Claire Célérier (université de Toronto) : «Le domaine de la finance ne compte que 10% de femmes professeures de haut niveau»
Travailler dans la finance ne se borne pas à occuper un poste dans une banque ou une société d’assurances. Le secteur est bien plus large. La recherche en finance fait partie des pans indispensables à la profession et mérite que l’on s’y attarde.
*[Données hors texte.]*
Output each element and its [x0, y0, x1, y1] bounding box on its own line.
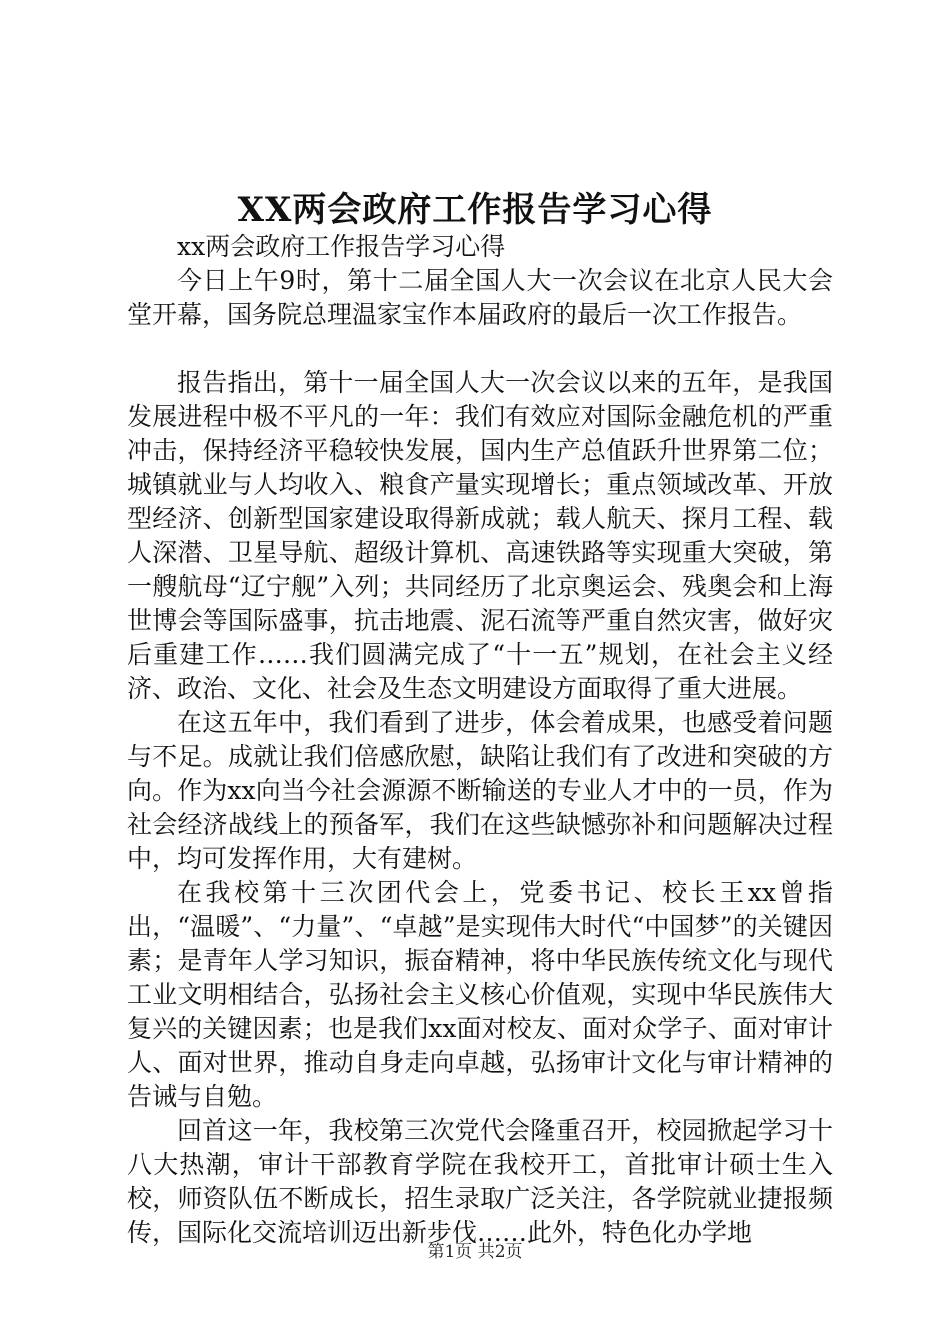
- document-body: [127, 230, 833, 1250]
- page-footer: 第1页 共2页: [427, 1242, 523, 1262]
- document-subtitle: xx两会政府工作报告学习心得: [177, 232, 506, 261]
- paragraph-4: 在我校第十三次团代会上，党委书记、校长王xx曾指出，“温暖”、“力量”、“卓越”是实现伟大时代“中国梦”的关键因素；是青年人学习知识，振奋精神，将中华民族传统文化与现代工业文明相结合，弘扬社会主义核心价值观，实现中华民族伟大复兴的关键因素；也是我们xx面对校友、面对众学子、面对审计人、面对世界，推动自身走向卓越，弘扬审计文化与审计精神的告诫与自勉。: [127, 878, 833, 1111]
- paragraph-1: 今日上午9时，第十二届全国人大一次会议在北京人民大会堂开幕，国务院总理温家宝作本届政府的最后一次工作报告。: [127, 266, 833, 329]
- paragraph-5: 回首这一年，我校第三次党代会隆重召开，校园掀起学习十八大热潮，审计干部教育学院在我校开工，首批审计硕士生入校，师资队伍不断成长，招生录取广泛关注，各学院就业捷报频传，国际化交流培训迈出新步伐……此外，特色化办学地: [127, 1116, 833, 1247]
- paragraph-2: 报告指出，第十一届全国人大一次会议以来的五年，是我国发展进程中极不平凡的一年：我们有效应对国际金融危机的严重冲击，保持经济平稳较快发展，国内生产总值跃升世界第二位；城镇就业与人均收入、粮食产量实现增长；重点领域改革、开放型经济、创新型国家建设取得新成就；载人航天、探月工程、载人深潜、卫星导航、超级计算机、高速铁路等实现重大突破，第一艘航母“辽宁舰”入列；共同经历了北京奥运会、残奥会和上海世博会等国际盛事，抗击地震、泥石流等严重自然灾害，做好灾后重建工作……我们圆满完成了“十一五”规划，在社会主义经济、政治、文化、社会及生态文明建设方面取得了重大进展。: [127, 368, 833, 703]
- document-title: XX两会政府工作报告学习心得: [237, 190, 713, 230]
- paragraph-3: 在这五年中，我们看到了进步，体会着成果，也感受着问题与不足。成就让我们倍感欣慰，缺陷让我们有了改进和突破的方向。作为xx向当今社会源源不断输送的专业人才中的一员，作为社会经济战线上的预备军，我们在这些缺憾弥补和问题解决过程中，均可发挥作用，大有建树。: [127, 708, 833, 873]
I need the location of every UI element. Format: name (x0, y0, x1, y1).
Lors de la 17ᵉ édition du Forum international des risques financiers de l’Institut Louis Bachelier, le conseil scientifique de l’Institut Europlace de Finance (IEF) et la fondation Scor ont décerné le prix 2024 du Meilleur jeune chercheur en finance à Claire Célérier, professeure associée de finance à l’université de Toronto, Rotman School of Management.
Ancienne élève d’HEC, de la Paris School of Economics, et ayant soutenu sa thèse à la Toulouse School of Economics, elle pourrait, par son parcours, susciter plus d’une vocation.
Vous avez commencé vos études par le parcours traditionnel des grandes écoles en entrant à HEC. Aviez-vous alors l’intention de poursuivre dans la voie académique ?
Lorsque je suis entrée à HEC, je n’avais pas d’intention particulière de m’orienter vers la recherche en finance. Cette décision est arrivée progressivement, notamment après mes années d’école de commerce. J’ai continué mes études à la Paris School of Economics de 2006 à 2007, puis j’ai passé le concours de la Banque de France. Si à cette époque je me dirigeais vers le métier d’économiste, je n’avais pas encore radicalement choisi de partir vers la recherche académique. C’est en travaillant à la Banque de France pendant deux ans que j’ai réalisé que ce qui m’intéressait réellement était de comprendre les fondements théoriques des modèles que nous utilisions. J’ai alors profité du programme de financements de doctorats de la Banque de France pour partir à Toulouse faire une thèse. Lorsqu’il a fallu revenir à la Banque de France, au bout de trois ans, c’est là que j’ai fait le choix de la voie académique. Je suis alors partie en 2012 faire un post-doctorat à Zurich où je suis restée deux ans. Ensuite, l’université de Toronto m’a contactée pour un poste.
Le parcours académique est-il compatible avec une vie familiale ?
Les voies classiques pour faire de la recherche académique peuvent parfois paraître effrayantes, mais il est possible d’associer ce parcours avec une vie familiale, et ce même avec des enfants en bas âge, comme c'était mon cas il y a sept ans lorsque j’ai commencé au Canada. D’autant que depuis, le fait que le domaine de la finance ne compte que 10% de femmes professeures de haut niveau commence à poser un problème aux universités. Elles aimeraient bien corriger cette anomalie. De mon côté, je suis aujourd’hui parfois sollicitée par des doctorantes pour entrer dans le réseau des chercheurs en finance, majoritairement composé d’hommes. Les femmes doivent aussi parfois se battre un peu plus que les hommes pour asseoir leur crédibilité.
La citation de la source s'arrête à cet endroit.